What's new in Augustus 0.5.2.0

Apr 6, 2012
  • Naive-Bayes Model
  • Regression Model
  • Tree Parametrization
  • Cluster Model improvements
  • Custom Processing Interface

New in Augustus 0.5.1.0 (Apr 5, 2012)

  • Some of the new features in this release are:
  • PMML:
  • Represent all PMML using our own XML DOM code.
  • Auto-validate PMML models from XSD snippets, including validate-while-reading. This allows us to dramatically simplify the algorithms code, since algorithms can assume that the user-input model is valid and do not need to handle PMML structures, such as choice blocks. The validate-while-reading feature is for performance.
  • Augustus must accept and require completely valid PMML. Any changes or additions must be implemented as extensions (with prefix “X-ODG-”).
  • Configuration files now have an XSD specification as well and use the same mechanism for reading and validating.
  • Data streams are generalized into a common interface: the producer and consumer code is unaware of whether the data came from a file, a pipe, an HTTP server, JSON-based messaging, etc.
  • Data input and model output are in separate threads from the main processor: data can accumulate and wait while the main processor is busy, and the main processor can work while a model’s instantaneous state is written to a PMML file. Routine and emergency PMML output is also a new feature (e.g. every N events and upon encountering an exception).
  • Scores (consumer output) are now extensible structures, rather than 4-tuples.
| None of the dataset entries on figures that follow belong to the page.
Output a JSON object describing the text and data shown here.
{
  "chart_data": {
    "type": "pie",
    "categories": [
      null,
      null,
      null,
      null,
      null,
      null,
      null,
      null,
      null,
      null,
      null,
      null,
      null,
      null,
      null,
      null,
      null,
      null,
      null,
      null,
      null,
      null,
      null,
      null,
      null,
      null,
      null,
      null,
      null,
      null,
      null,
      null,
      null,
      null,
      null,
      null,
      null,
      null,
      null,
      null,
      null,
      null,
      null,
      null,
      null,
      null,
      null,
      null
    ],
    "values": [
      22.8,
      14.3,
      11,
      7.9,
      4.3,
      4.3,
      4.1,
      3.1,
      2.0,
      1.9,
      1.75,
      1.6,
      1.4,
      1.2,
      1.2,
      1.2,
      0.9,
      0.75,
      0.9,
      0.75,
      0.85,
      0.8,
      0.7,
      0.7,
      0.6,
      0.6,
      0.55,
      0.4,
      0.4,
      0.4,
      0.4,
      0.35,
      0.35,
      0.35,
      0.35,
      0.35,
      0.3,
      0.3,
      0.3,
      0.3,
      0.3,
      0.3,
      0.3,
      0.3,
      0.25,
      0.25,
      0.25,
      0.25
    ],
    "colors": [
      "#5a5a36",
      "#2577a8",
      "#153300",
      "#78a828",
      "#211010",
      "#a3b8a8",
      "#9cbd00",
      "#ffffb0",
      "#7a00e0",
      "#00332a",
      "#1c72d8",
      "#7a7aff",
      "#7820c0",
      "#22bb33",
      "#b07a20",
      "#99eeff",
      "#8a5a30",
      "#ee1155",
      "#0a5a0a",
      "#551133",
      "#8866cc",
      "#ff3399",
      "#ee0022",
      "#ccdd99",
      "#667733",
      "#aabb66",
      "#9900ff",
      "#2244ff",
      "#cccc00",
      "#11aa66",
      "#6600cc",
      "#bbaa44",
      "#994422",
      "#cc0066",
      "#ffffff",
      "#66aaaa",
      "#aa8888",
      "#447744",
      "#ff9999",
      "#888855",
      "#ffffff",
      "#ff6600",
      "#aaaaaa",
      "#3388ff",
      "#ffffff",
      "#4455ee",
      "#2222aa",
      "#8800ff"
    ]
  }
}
Models can output more than a single numerical value.
  • More consistent and ubiquitous log file output, including a metadata log file whose priority can be set independently.
  • Segmentation:
  • Segmentation, transformations, and event weighting are handled independently of the algorithms. The algorithm code is unaware of whether it is the full model or represents only one segment, it is unaware of whether the fields are computed on the fly or were in the data stream, and it is unaware of which event-weighting algorithm is being used to produce counts, sums, means, variances, etc.
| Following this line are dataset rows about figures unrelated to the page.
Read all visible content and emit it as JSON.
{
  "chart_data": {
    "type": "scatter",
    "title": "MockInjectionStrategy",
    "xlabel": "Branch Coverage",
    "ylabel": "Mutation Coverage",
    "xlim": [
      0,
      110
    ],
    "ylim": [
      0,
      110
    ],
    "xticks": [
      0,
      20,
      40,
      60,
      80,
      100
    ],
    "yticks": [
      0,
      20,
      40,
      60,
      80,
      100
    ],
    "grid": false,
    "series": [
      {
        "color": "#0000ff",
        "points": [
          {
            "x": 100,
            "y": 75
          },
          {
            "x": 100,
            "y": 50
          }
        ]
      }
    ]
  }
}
  • Segments are now automatically created as new data are encountered.
  • New segments cycle through “immature” (don’t score) → “mature” (score) → “locked” (optional: never update again) states to avoid scoring with a model created from too few data.
  • Dependence on unnecessary external packages is also being systematically removed.
  • Augustus’s new structure is designed to be accessible to end-users as a Python library, not only as a command line tool.